Another important thing your technology has to enable is omni-channel ecommerce. This is the piece that many don’t do and can’t do without a robust digital experience platform as the foundation. Knowing a customer across channels as they shop is not easy to do, but it is becoming a big differentiator for those getting it right.
In its 2018 Reimagining Commerce report, Episerver found that one of the top must-haves for consumers is easy-to-use product search functionality giving information on products and returns, personalized recommendations and similar things. It also found that consumers leverage multiple channels in a purchase journey.
2. Data. Data. Data.
Data about your customers, about their habits, their preferences, anything and everything that will help you understand how they shop. Data about your products and services. Data about your support.
It’s pretty hard to customize the experience if you don’t know anything about the person visiting your website. You can track anonymous users as they search and navigate your site, gaining insights into what they are interested in. You can connect to external data sources, like Conversant and Big Willow to expand your own data and get even more insights into buyer intent so you can customize the experience and offer more targeted offers and recommendations.

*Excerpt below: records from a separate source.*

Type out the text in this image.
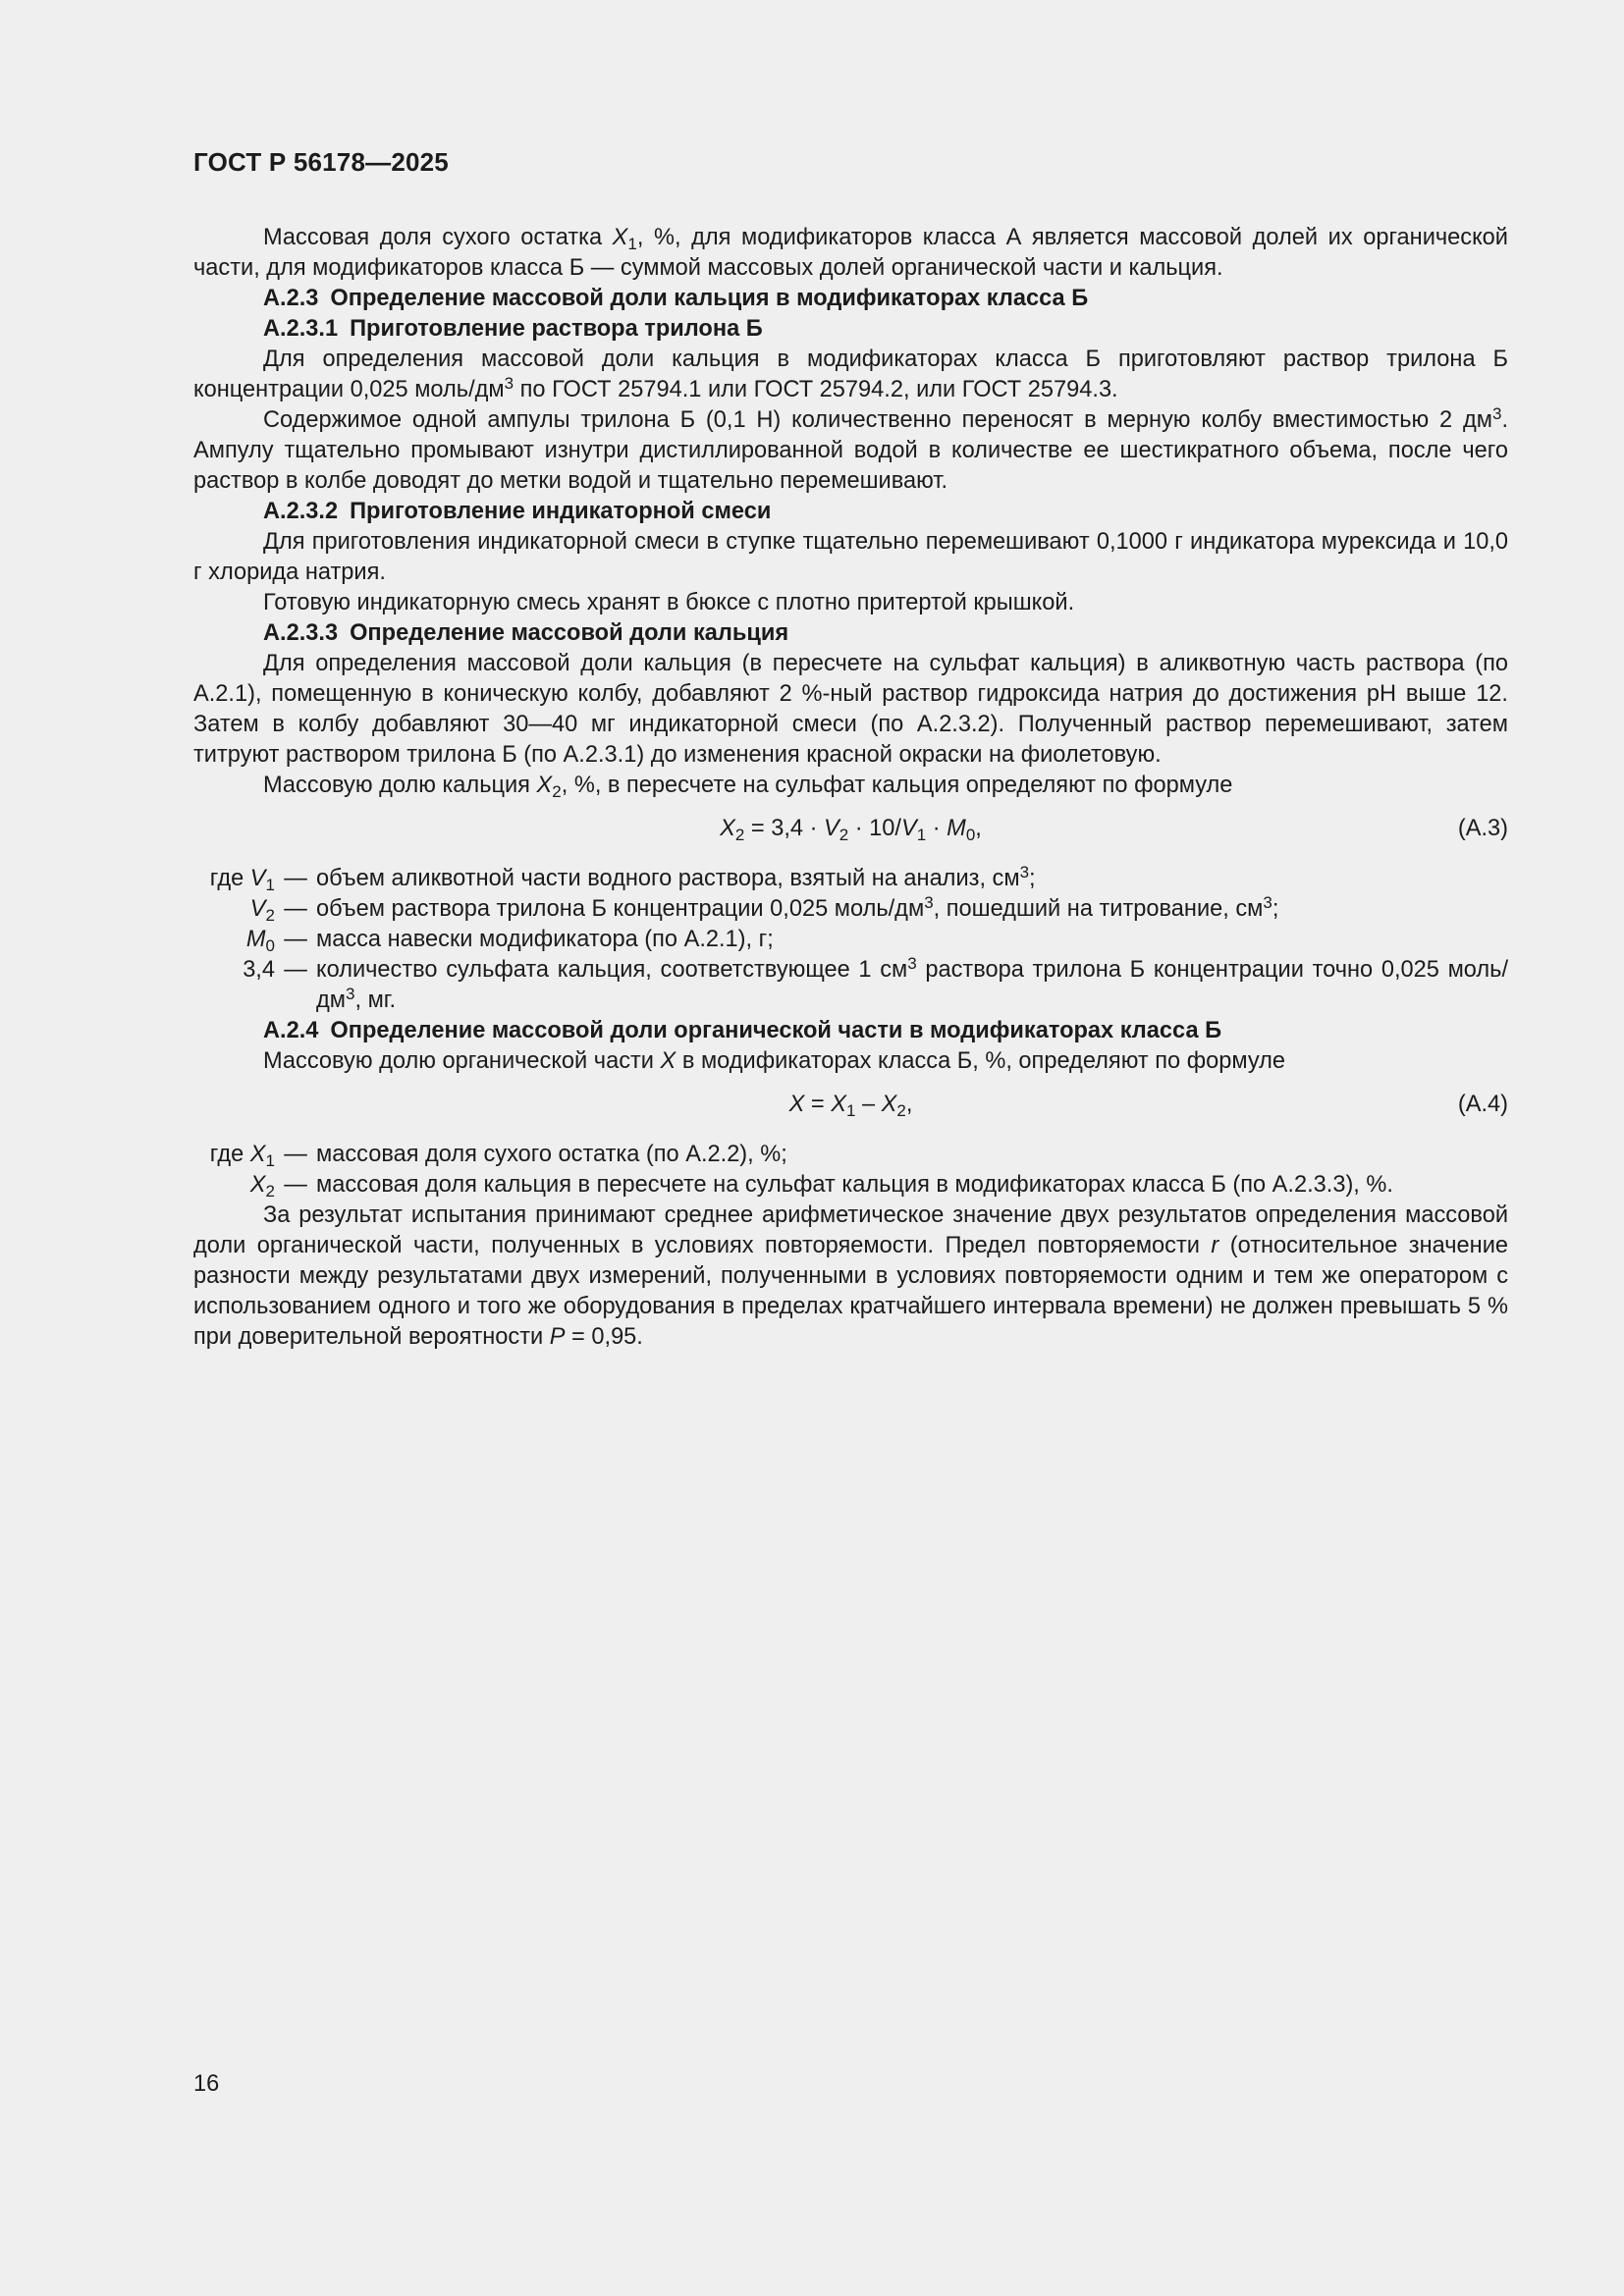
ГОСТ Р 56178—2025

Массовая доля сухого остатка $X_1$, %, для модификаторов класса А является массовой долей их органической части, для модификаторов класса Б — суммой массовых долей органической части и кальция.

А.2.3 Определение массовой доли кальция в модификаторах класса Б

А.2.3.1 Приготовление раствора трилона Б

Для определения массовой доли кальция в модификаторах класса Б приготовляют раствор трилона Б концентрации 0,025 моль/$дм^3$ по ГОСТ 25794.1 или ГОСТ 25794.2, или ГОСТ 25794.3.

Содержимое одной ампулы трилона Б (0,1 Н) количественно переносят в мерную колбу вместимостью 2 $дм^3$. Ампулу тщательно промывают изнутри дистиллированной водой в количестве ее шестикратного объема, после чего раствор в колбе доводят до метки водой и тщательно перемешивают.

А.2.3.2 Приготовление индикаторной смеси

Для приготовления индикаторной смеси в ступке тщательно перемешивают 0,1000 г индикатора мурексида и 10,0 г хлорида натрия.

Готовую индикаторную смесь хранят в бюксе с плотно притертой крышкой.

А.2.3.3 Определение массовой доли кальция

Для определения массовой доли кальция (в пересчете на сульфат кальция) в аликвотную часть раствора (по А.2.1), помещенную в коническую колбу, добавляют 2 %-ный раствор гидроксида натрия до достижения pH выше 12. Затем в колбу добавляют 30—40 мг индикаторной смеси (по А.2.3.2). Полученный раствор перемешивают, затем титруют раствором трилона Б (по А.2.3.1) до изменения красной окраски на фиолетовую.

Массовую долю кальция $X_2$, %, в пересчете на сульфат кальция определяют по формуле

$X_2 = 3,4 \cdot V_2 \cdot 10/V_1 \cdot M_0$,	(А.3)
где $V_1$ — объем аликвотной части водного раствора, взятый на анализ, $см^3$;
$V_2$ — объем раствора трилона Б концентрации 0,025 моль/$дм^3$, пошедший на титрование, $см^3$;
$M_0$ — масса навески модификатора (по А.2.1), г;
3,4 — количество сульфата кальция, соответствующее 1 $см^3$ раствора трилона Б концентрации точно 0,025 моль/$дм^3$, мг.

А.2.4 Определение массовой доли органической части в модификаторах класса Б

Массовую долю органической части X в модификаторах класса Б, %, определяют по формуле

$X = X_1 - X_2$,	(А.4)
где $X_1$ — массовая доля сухого остатка (по А.2.2), %;
$X_2$ — массовая доля кальция в пересчете на сульфат кальция в модификаторах класса Б (по А.2.3.3), %.

За результат испытания принимают среднее арифметическое значение двух результатов определения массовой доли органической части, полученных в условиях повторяемости. Предел повторяемости r (относительное значение разности между результатами двух измерений, полученными в условиях повторяемости одним и тем же оператором с использованием одного и того же оборудования в пределах кратчайшего интервала времени) не должен превышать 5 % при доверительной вероятности P = 0,95.

16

3. Content. And lots of it.
Product content, marketing messaging, support content. And a lot of variations of all this content. Why variations? If you want to provide context around the shopping experience, you will customize your messaging and product information for audiences/personas, and that requires changes to your content.

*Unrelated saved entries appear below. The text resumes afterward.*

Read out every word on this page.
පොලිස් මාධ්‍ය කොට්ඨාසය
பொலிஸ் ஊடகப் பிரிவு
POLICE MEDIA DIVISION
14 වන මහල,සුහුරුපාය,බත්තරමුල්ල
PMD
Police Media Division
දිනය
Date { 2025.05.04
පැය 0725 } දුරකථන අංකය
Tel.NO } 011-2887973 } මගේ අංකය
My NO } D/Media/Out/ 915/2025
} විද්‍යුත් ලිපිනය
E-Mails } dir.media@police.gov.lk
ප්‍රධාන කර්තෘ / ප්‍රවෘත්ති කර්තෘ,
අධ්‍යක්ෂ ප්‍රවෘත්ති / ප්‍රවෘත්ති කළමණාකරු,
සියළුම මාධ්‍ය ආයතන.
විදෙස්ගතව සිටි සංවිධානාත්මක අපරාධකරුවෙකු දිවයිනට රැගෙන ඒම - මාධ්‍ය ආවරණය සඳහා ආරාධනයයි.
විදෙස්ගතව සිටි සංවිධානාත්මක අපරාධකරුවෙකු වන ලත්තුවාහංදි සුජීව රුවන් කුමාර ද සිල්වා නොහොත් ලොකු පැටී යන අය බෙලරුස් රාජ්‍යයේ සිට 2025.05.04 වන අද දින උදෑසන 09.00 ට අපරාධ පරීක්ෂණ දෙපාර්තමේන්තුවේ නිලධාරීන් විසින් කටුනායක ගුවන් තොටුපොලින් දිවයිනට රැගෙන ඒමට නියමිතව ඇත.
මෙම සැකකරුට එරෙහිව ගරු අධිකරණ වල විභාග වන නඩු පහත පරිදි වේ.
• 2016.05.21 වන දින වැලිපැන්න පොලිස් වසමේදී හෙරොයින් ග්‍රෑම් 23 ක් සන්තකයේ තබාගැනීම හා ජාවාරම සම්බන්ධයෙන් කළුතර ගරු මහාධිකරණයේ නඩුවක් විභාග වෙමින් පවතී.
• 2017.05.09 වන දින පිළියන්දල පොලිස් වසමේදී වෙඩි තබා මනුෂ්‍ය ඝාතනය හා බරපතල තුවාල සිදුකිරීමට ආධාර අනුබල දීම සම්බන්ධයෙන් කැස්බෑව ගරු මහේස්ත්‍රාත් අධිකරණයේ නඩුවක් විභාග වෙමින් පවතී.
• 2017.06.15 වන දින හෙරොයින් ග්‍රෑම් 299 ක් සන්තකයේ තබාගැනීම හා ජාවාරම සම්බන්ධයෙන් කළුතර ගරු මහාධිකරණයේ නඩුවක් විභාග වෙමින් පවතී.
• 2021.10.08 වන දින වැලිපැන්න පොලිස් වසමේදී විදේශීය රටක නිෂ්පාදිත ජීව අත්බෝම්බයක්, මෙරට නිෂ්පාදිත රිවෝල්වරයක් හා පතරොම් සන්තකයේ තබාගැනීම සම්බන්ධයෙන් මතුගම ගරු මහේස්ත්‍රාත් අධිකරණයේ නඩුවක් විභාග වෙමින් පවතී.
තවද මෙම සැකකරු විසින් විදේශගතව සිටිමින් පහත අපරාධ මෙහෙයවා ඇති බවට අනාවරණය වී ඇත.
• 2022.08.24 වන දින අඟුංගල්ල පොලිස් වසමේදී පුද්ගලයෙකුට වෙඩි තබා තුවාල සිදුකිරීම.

Product information is critical. It has to speak to the needs, wants and desires of the buyer. But there are also other types of content you must develop and connect to your products. These include customer reviews, blogs with content that relates to the product in some way, related products, detailed information, user manual, customer communities and much more.

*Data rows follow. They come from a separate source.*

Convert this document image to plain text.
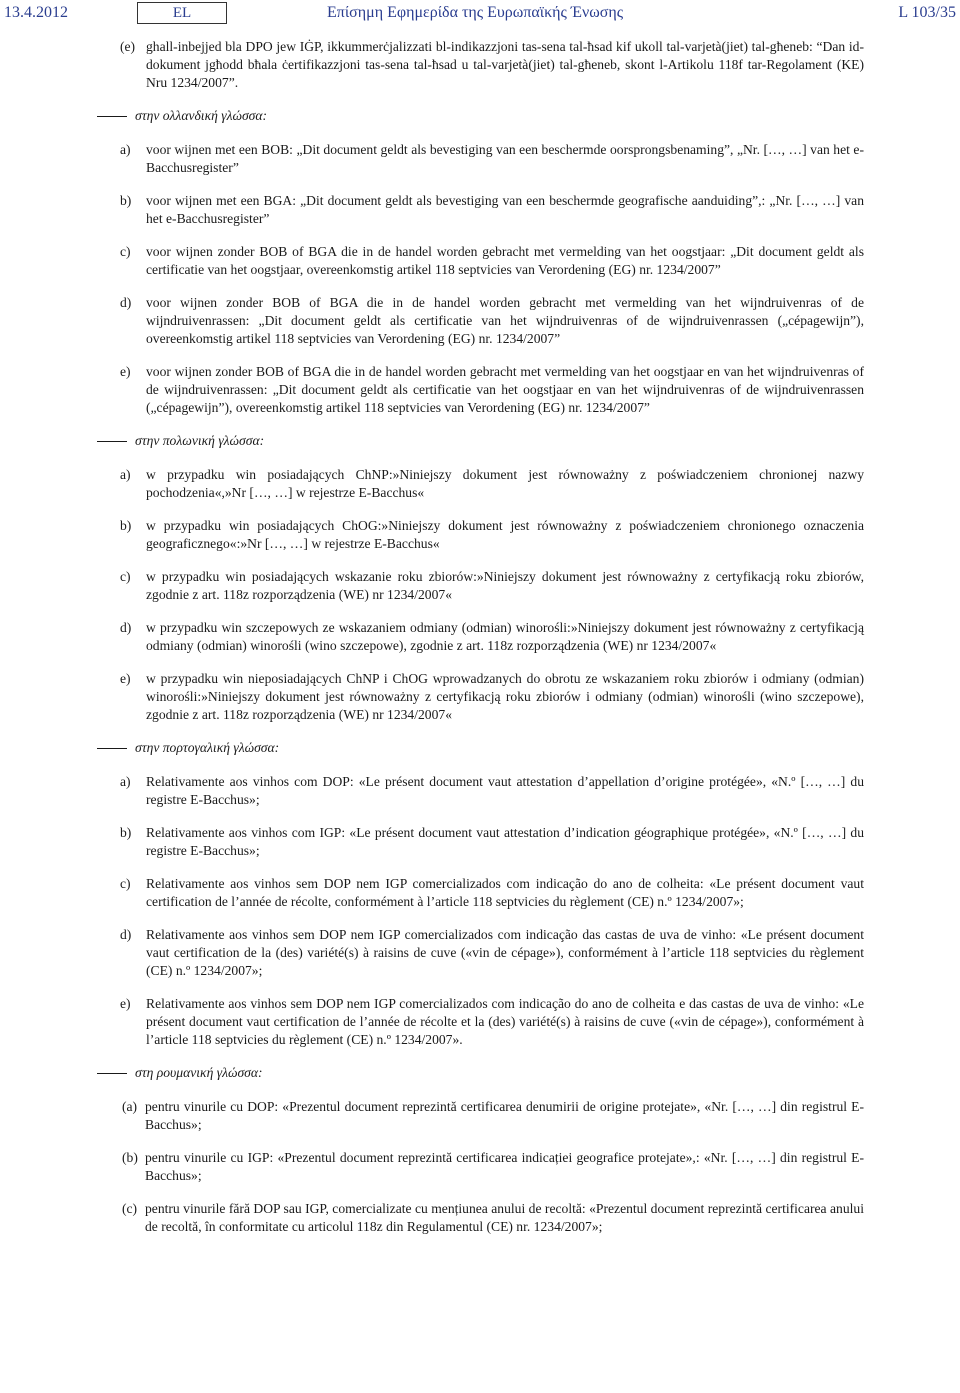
13.4.2012	EL	Επίσημη Εφημερίδα της Ευρωπαϊκής Ένωσης	L 103/35
(e) ghall-inbejjed bla DPO jew IĠP, ikkummerċjalizzati bl-indikazzjoni tas-sena tal-ħsad kif ukoll tal-varjetà(jiet) tal-għeneb: “Dan id-dokument jgħodd bħala ċertifikazzjoni tas-sena tal-ħsad u tal-varjetà(jiet) tal-għeneb, skont l-Artikolu 118f tar-Regolament (KE) Nru 1234/2007”.
στην ολλανδική γλώσσα:
a) voor wijnen met een BOB: „Dit document geldt als bevestiging van een beschermde oorsprongsbenaming”, „Nr. […, …] van het e-Bacchusregister”
b) voor wijnen met een BGA: „Dit document geldt als bevestiging van een beschermde geografische aanduiding”,: „Nr. […, …] van het e-Bacchusregister”
c) voor wijnen zonder BOB of BGA die in de handel worden gebracht met vermelding van het oogstjaar: „Dit document geldt als certificatie van het oogstjaar, overeenkomstig artikel 118 septvicies van Verordening (EG) nr. 1234/2007”
d) voor wijnen zonder BOB of BGA die in de handel worden gebracht met vermelding van het wijndruivenras of de wijndruivenrassen: „Dit document geldt als certificatie van het wijndruivenras of de wijndruivenrassen („cépagewijn”), overeenkomstig artikel 118 septvicies van Verordening (EG) nr. 1234/2007”
e) voor wijnen zonder BOB of BGA die in de handel worden gebracht met vermelding van het oogstjaar en van het wijndruivenras of de wijndruivenrassen: „Dit document geldt als certificatie van het oogstjaar en van het wijndruivenras of de wijndruivenrassen („cépagewijn”), overeenkomstig artikel 118 septvicies van Verordening (EG) nr. 1234/2007”
στην πολωνική γλώσσα:
a) w przypadku win posiadających ChNP:»Niniejszy dokument jest równoważny z poświadczeniem chronionej nazwy pochodzenia«,»Nr […, …] w rejestrze E-Bacchus«
b) w przypadku win posiadających ChOG:»Niniejszy dokument jest równoważny z poświadczeniem chronionego oznaczenia geograficznego«:»Nr […, …] w rejestrze E-Bacchus«
c) w przypadku win posiadających wskazanie roku zbiorów:»Niniejszy dokument jest równoważny z certyfikacją roku zbiorów, zgodnie z art. 118z rozporządzenia (WE) nr 1234/2007«
d) w przypadku win szczepowych ze wskazaniem odmiany (odmian) winorośli:»Niniejszy dokument jest równoważny z certyfikacją odmiany (odmian) winorośli (wino szczepowe), zgodnie z art. 118z rozporządzenia (WE) nr 1234/2007«
e) w przypadku win nieposiadających ChNP i ChOG wprowadzanych do obrotu ze wskazaniem roku zbiorów i odmiany (odmian) winorośli:»Niniejszy dokument jest równoważny z certyfikacją roku zbiorów i odmiany (odmian) winorośli (wino szczepowe), zgodnie z art. 118z rozporządzenia (WE) nr 1234/2007«
στην πορτογαλική γλώσσα:
a) Relativamente aos vinhos com DOP: «Le présent document vaut attestation d’appellation d’origine protégée», «N.º […, …] du registre E-Bacchus»;
b) Relativamente aos vinhos com IGP: «Le présent document vaut attestation d’indication géographique protégée», «N.º […, …] du registre E-Bacchus»;
c) Relativamente aos vinhos sem DOP nem IGP comercializados com indicação do ano de colheita: «Le présent document vaut certification de l’année de récolte, conformément à l’article 118 septvicies du règlement (CE) n.º 1234/2007»;
d) Relativamente aos vinhos sem DOP nem IGP comercializados com indicação das castas de uva de vinho: «Le présent document vaut certification de la (des) variété(s) à raisins de cuve («vin de cépage»), conformément à l’article 118 septvicies du règlement (CE) n.º 1234/2007»;
e) Relativamente aos vinhos sem DOP nem IGP comercializados com indicação do ano de colheita e das castas de uva de vinho: «Le présent document vaut certification de l’année de récolte et la (des) variété(s) à raisins de cuve («vin de cépage»), conformément à l’article 118 septvicies du règlement (CE) n.º 1234/2007».
στη ρουμανική γλώσσα:
(a) pentru vinurile cu DOP: «Prezentul document reprezintă certificarea denumirii de origine protejate», «Nr. […, …] din registrul E-Bacchus»;
(b) pentru vinurile cu IGP: «Prezentul document reprezintă certificarea indicației geografice protejate»,: «Nr. […, …] din registrul E-Bacchus»;
(c) pentru vinurile fără DOP sau IGP, comercializate cu mențiunea anului de recoltă: «Prezentul document reprezintă certificarea anului de recoltă, în conformitate cu articolul 118z din Regulamentul (CE) nr. 1234/2007»;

Customer spend a lot of time researching products before they make a purchase. This can be just as true when purchasing a new pair of sneakers as it is purchasing a major appliance or new software.
The Episerver study showed that for many, the primary purpose for visiting a brand website the first time is for information:
- Searching for products/services - 35%
- Comparing prices/other variables - 29%
- Making a purchase - 17%
The study noted that consumers often mirror in-store shopping online, doing things like window shopping, comparison shopping, research.
“With such a heavy emphasis on research, brands dedicating too much time and resources to quickly moving shoppers through the sales funnel are not providing as much value to visitors as possible.” - Episerver study
The more quality, useful content you provide without overwhelming the customer, the better chance you have making a sale and getting that customer to come back and give a positive review or buy more. This content can also be used in store by customers and store employees.
My take
You don’t need to have a personalized website experience to provide a great experience-driven ecommerce experience, but you do need to understand your customers and their purchase journey so that you can create a shopping experience that provides them with everything they need to make a decision.
That shopping experience requires understanding how consumers use different channels and what kind of information they look for to help make a decision. Frame your message to match the values Goetsch talks about, provide access to additional product information and other content but don’t overwhelm them. Ensure the shopping cart process is smooth and seamless, and easily understood, and don’t forget to provide post-sales support using content, support portals, and other tools.
Your e-commerce experience doesn’t have to be complicated to create and manage, but it does require that you think it through and plan it carefully. And like everything else, be prepared to adapt it as customers preferences change.